The Marshall News-Messenger
- The 2009-06-30 cover of The Marshall News-Messenger.
- Type: Daily newspaper
- Format: Broadsheet
- Owner: Carpenter Media Group
- Publisher: Justin Wilcox
- Editor: Randy Ferguson
- Founded: 1877
- Headquarters: 100 N. Bolivar St. Marshall, TX 75670 United States
- Circulation: 2,837 (as of 2023)
- Website: MarshallNewsMessenger.com

= The Marshall News Messenger =

The Marshall News Messenger (originally the Marshall Morning News) is a daily newspaper based in Marshall, Texas.

== History ==
There have been three newspapers based in Marshall, Texas: the Texas Republican (1849–1872), the Tri-Weekly Herald (1874), and the current Marshall News Messenger (originally the Marshall Morning News).
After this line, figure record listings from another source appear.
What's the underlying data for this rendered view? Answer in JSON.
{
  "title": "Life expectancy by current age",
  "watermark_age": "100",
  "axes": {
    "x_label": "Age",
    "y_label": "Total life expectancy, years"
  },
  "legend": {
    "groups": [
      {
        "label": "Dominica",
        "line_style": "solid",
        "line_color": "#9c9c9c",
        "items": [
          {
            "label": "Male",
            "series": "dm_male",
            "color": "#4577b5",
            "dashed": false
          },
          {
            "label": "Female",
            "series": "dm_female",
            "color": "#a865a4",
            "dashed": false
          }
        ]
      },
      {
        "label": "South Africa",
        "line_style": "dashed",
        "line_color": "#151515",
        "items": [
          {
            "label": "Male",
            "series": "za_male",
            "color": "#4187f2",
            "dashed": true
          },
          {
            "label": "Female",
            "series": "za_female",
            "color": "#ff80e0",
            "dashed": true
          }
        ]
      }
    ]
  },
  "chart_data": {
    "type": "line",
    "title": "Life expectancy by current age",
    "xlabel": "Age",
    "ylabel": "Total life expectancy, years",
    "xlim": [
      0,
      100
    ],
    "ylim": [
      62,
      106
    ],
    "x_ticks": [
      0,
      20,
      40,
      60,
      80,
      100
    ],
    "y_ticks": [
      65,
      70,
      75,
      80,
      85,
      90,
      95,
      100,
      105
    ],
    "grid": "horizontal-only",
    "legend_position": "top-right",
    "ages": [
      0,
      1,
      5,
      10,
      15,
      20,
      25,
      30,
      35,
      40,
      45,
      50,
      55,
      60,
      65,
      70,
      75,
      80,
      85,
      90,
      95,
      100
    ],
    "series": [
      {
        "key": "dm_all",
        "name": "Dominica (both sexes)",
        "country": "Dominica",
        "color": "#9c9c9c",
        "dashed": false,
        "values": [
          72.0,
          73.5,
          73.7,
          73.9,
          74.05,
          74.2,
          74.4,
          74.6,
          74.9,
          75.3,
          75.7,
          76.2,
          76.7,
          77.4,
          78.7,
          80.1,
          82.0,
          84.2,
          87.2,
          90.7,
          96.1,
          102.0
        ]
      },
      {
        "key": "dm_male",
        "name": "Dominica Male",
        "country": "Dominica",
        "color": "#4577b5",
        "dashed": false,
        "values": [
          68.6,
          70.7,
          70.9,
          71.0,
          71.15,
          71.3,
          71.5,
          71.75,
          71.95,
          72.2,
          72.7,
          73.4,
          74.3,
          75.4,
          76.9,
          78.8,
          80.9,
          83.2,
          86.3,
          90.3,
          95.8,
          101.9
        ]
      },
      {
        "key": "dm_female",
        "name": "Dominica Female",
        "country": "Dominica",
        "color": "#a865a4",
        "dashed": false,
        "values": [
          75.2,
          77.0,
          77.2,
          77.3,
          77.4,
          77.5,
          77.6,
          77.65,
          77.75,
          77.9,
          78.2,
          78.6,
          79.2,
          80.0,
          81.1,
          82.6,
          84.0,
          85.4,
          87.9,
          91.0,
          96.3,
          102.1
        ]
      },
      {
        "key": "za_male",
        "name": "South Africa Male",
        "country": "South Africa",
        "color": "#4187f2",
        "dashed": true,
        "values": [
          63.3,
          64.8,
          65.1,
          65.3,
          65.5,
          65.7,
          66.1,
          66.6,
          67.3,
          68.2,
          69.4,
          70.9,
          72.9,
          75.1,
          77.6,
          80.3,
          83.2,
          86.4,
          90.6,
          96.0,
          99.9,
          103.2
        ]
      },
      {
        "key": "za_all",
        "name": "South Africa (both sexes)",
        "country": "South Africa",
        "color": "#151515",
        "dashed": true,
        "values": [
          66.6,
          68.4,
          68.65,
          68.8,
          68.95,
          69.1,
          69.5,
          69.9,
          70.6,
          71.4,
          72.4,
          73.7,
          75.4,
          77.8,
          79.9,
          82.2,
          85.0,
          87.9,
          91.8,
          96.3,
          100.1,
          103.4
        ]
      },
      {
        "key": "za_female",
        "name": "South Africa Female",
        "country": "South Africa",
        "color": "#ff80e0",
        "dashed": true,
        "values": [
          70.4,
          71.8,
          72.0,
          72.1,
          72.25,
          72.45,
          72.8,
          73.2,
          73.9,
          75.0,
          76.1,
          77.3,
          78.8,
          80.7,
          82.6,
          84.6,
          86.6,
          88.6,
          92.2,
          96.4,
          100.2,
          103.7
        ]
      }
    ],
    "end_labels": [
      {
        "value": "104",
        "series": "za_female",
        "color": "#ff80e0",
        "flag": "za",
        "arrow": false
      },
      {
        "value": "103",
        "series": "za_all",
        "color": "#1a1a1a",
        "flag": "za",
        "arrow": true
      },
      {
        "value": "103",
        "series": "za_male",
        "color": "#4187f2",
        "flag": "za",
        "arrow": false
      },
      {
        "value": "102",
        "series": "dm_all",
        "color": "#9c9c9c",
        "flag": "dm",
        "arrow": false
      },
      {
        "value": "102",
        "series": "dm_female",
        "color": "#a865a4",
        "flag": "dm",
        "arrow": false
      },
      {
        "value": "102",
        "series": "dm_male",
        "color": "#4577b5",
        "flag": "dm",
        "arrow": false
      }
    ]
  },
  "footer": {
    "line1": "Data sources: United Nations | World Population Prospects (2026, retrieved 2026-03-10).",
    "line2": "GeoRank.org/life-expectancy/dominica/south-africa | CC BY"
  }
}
The Marshall Morning News was founded in 1919, with the first issue appearing September 7. It was founded by Homer Price and Bryan Blalock.

Cox Enterprises sold the newspaper to ASP Westward in 2009. In 2012, ASP announced the sale of the Marshall and Longview papers, along with 12 of its other non-daily East Texas papers, to Texas Community Media LLC, a new company formed by the longtime owners of the Victoria Advocate in South Texas.

In August 2024, the newspaper announced it will switch from carrier to postal delivery.

In December 2024, the paper's owner was acquired by Carpenter Media Group.